Riferendosi al pensiero della «maggior parte dei costituzionalisti», Russo Spena ritiene «che non può dirsi democratico uno Stato che occupa militarmente i territori di un altro popolo. Oggi su quei territori imperversano crimini di guerra e genocidio».

L’ex parlamentare commenta anche la posizione dei Paesi europei, che si muovono in autonomia sul piano del riconoscimento dello Stato di Palestina, e accusa la «serva Italia» di allinearsi alla «sprezzante ed illegittima posizione di Biden». Secondo l’editoriale «la posizione del governo italiano è particolarmente grave, per la posizione storica dell’Italia e per la sua collocazione nel Mediterraneo».
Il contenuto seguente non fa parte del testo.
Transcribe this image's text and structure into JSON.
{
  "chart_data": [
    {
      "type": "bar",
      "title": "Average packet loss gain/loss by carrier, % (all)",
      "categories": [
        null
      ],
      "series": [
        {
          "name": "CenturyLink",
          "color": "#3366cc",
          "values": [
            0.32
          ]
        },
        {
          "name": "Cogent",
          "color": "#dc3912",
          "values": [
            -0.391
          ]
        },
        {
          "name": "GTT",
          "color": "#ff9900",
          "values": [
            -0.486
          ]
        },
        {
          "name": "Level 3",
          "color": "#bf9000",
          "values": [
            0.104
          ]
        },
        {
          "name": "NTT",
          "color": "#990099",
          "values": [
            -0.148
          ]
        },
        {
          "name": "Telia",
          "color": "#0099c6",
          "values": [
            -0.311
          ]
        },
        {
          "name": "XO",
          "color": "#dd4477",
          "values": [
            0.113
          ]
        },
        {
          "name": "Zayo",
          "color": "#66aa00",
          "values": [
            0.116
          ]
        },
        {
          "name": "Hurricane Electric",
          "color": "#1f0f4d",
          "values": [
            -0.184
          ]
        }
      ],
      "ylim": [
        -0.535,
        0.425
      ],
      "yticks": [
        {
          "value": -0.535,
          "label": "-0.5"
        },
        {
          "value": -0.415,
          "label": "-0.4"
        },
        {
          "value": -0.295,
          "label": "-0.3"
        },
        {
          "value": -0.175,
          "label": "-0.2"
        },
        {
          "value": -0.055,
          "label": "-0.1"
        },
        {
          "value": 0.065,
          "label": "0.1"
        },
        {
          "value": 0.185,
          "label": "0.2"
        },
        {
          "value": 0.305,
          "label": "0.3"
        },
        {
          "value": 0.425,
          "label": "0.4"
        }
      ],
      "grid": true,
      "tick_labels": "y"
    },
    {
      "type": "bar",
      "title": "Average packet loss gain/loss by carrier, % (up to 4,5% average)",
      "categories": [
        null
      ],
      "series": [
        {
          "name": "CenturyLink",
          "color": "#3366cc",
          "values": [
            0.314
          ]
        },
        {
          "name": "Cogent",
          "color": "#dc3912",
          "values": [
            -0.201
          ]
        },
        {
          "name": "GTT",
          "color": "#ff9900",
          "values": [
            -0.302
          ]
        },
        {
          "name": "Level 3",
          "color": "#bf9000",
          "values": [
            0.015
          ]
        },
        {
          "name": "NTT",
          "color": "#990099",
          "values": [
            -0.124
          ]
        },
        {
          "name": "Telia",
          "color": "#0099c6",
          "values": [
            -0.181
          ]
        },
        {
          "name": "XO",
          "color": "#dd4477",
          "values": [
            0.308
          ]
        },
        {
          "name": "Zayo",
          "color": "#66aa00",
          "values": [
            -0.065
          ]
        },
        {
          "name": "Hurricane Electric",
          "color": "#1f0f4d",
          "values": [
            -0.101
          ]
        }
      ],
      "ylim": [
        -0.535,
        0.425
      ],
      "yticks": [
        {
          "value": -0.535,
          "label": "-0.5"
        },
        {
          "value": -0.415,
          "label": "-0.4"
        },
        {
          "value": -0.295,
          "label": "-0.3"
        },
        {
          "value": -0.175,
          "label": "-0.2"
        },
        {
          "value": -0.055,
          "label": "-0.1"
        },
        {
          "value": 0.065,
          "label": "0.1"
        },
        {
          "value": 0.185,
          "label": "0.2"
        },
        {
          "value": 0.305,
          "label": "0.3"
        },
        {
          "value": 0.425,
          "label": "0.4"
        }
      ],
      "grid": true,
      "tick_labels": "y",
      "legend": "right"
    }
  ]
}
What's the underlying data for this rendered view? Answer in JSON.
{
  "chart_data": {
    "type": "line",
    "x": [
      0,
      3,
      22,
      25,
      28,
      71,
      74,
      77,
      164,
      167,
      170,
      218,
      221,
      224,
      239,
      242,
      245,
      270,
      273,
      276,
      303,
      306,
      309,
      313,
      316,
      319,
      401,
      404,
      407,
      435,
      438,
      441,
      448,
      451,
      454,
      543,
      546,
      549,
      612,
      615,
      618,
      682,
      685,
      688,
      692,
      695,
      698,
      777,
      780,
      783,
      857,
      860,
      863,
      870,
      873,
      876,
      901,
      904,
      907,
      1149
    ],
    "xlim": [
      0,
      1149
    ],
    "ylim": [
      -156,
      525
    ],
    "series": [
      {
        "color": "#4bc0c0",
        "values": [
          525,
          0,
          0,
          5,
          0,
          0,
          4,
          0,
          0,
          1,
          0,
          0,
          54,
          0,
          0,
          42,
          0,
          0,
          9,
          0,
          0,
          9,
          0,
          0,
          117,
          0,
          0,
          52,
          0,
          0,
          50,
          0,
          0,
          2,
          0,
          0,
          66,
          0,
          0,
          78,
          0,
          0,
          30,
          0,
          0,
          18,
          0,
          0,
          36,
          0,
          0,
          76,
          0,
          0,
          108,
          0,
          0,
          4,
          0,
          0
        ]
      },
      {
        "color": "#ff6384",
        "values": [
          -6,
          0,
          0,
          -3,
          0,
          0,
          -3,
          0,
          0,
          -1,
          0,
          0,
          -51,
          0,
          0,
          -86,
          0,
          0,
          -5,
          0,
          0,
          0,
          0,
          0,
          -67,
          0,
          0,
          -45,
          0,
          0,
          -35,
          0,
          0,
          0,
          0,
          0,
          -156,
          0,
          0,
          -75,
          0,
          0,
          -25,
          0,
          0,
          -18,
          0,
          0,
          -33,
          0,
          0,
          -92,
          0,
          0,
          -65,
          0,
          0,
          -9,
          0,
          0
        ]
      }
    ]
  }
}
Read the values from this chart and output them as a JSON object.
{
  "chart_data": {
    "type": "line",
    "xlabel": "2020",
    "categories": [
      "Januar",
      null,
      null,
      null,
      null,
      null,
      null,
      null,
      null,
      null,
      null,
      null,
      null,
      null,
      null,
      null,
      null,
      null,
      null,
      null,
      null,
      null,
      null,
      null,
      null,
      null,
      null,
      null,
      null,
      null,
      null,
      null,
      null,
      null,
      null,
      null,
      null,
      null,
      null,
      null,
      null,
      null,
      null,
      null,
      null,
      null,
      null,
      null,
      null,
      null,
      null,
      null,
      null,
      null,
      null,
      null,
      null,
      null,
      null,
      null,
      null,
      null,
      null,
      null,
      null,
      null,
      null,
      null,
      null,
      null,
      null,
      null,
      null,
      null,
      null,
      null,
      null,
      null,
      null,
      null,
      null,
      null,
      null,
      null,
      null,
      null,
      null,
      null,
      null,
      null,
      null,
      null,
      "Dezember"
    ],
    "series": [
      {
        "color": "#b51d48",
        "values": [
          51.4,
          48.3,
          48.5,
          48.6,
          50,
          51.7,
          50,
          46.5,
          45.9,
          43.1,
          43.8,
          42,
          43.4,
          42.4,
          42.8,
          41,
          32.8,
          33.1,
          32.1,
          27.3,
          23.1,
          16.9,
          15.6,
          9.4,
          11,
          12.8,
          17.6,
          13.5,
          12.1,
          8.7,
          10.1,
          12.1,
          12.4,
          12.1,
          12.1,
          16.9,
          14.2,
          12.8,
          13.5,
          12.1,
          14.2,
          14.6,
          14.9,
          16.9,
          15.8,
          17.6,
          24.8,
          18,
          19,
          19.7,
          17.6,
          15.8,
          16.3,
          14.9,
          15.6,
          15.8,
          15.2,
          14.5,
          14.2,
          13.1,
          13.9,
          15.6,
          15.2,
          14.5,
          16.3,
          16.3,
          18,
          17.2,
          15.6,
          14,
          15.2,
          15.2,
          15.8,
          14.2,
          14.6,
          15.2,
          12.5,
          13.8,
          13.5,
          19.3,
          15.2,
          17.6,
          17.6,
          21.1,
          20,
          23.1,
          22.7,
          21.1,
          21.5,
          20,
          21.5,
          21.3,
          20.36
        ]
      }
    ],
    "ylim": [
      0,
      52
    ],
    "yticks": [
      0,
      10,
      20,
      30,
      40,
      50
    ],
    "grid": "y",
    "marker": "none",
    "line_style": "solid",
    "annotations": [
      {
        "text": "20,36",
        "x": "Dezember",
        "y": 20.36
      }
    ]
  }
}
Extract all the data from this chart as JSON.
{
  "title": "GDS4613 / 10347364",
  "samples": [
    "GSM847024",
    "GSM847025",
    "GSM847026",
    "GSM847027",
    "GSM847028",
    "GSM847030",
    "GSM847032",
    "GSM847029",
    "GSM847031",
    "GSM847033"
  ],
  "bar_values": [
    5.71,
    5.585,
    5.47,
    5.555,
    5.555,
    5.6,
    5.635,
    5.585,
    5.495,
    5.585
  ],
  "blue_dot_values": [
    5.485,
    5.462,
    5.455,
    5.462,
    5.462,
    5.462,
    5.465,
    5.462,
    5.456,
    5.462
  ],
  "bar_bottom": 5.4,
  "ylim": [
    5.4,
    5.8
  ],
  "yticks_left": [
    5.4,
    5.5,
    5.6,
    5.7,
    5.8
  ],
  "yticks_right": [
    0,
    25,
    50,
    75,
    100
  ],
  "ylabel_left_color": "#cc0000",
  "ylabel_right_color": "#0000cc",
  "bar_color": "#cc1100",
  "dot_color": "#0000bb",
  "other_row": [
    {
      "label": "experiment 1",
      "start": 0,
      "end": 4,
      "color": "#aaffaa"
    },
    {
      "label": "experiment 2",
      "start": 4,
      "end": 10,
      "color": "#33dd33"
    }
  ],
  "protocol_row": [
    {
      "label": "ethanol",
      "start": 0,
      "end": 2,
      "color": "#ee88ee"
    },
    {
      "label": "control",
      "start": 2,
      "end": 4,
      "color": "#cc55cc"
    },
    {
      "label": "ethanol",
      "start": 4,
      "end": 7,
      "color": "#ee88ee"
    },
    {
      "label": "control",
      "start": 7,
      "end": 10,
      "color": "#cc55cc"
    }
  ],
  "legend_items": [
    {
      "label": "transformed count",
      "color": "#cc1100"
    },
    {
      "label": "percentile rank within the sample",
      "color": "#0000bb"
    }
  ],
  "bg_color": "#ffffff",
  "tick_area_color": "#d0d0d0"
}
Il mondo si riarma, torna a sdoganare la guerra come strumento di politica estera, denigra e umilia le Nazioni Unite e gli altri organismi multilaterali. In questo quadro, un intervento della CPI – insieme al precedente pronunciamento della Corte di Giustizia Europea (CGE) sul rischio di genocidio – giungerebbe a ribadire con forza «il problema della illegittimità delle guerre di sterminio». Una dichiarazione importante, anche se quasi sicuramente «i capi di Hamas e di Israele non andranno in carcere». Resta comunque sabbia negli ingranaggi collaudati dell’impunità di Israele sostenuto dai sui alleati storici: «Le reazioni rabbiose di Tel Aviv dimostrano che il provvedimento del procuratore Khan apre una pagina nuova». Che sarà prontamente chiusa dai poteri occidentali vicini a Isralee, se il movimento pacifista globale non cercherà «di inserirsi all’interno della breccia che si è aperta, tentando di assumere lo spessore del positivo condizionamento internazionale». L’appello di Russo Spena è un invito alla lotta di popolo, «perché non muoia il diritto universale. Sappiamo che le organizzazioni internazionali sono assediate dai poteri internazionali e dalla geopolitica» e «il governo israeliano, che si ritiene al di sopra delle leggi, continuerà i crimini di guerra e i saccheggi degli aiuti umanitari. Però, a questo punto, diventa ancor più palese la configurazione del crimine internazionale, che porrebbe Israele ufficialmente al di fuori dello statuto delle Nazioni Unite».

Cosa cambia ora?, si chiede Russo Spena, dopo la richiesta di un mandato d’arresto di Khan, «potranno più gli Stati occidentali essere così benevoli dopo lo sterminio di cui parla il procuratore generale?». E «l’Unione Europea potrà continuare a volgere altrove lo sguardo, bollando ogni critica come “antisemitismo”? Potrà continuare l’esportazione di armi e la collaborazione su progetti universitari “dual use”? Può darsi, come dice l’ineffabile presidente inglese, che nulla dovrà accadere. Ma il mondo, allora, avrà perso un’altra occasione. Sarà l’ultima?».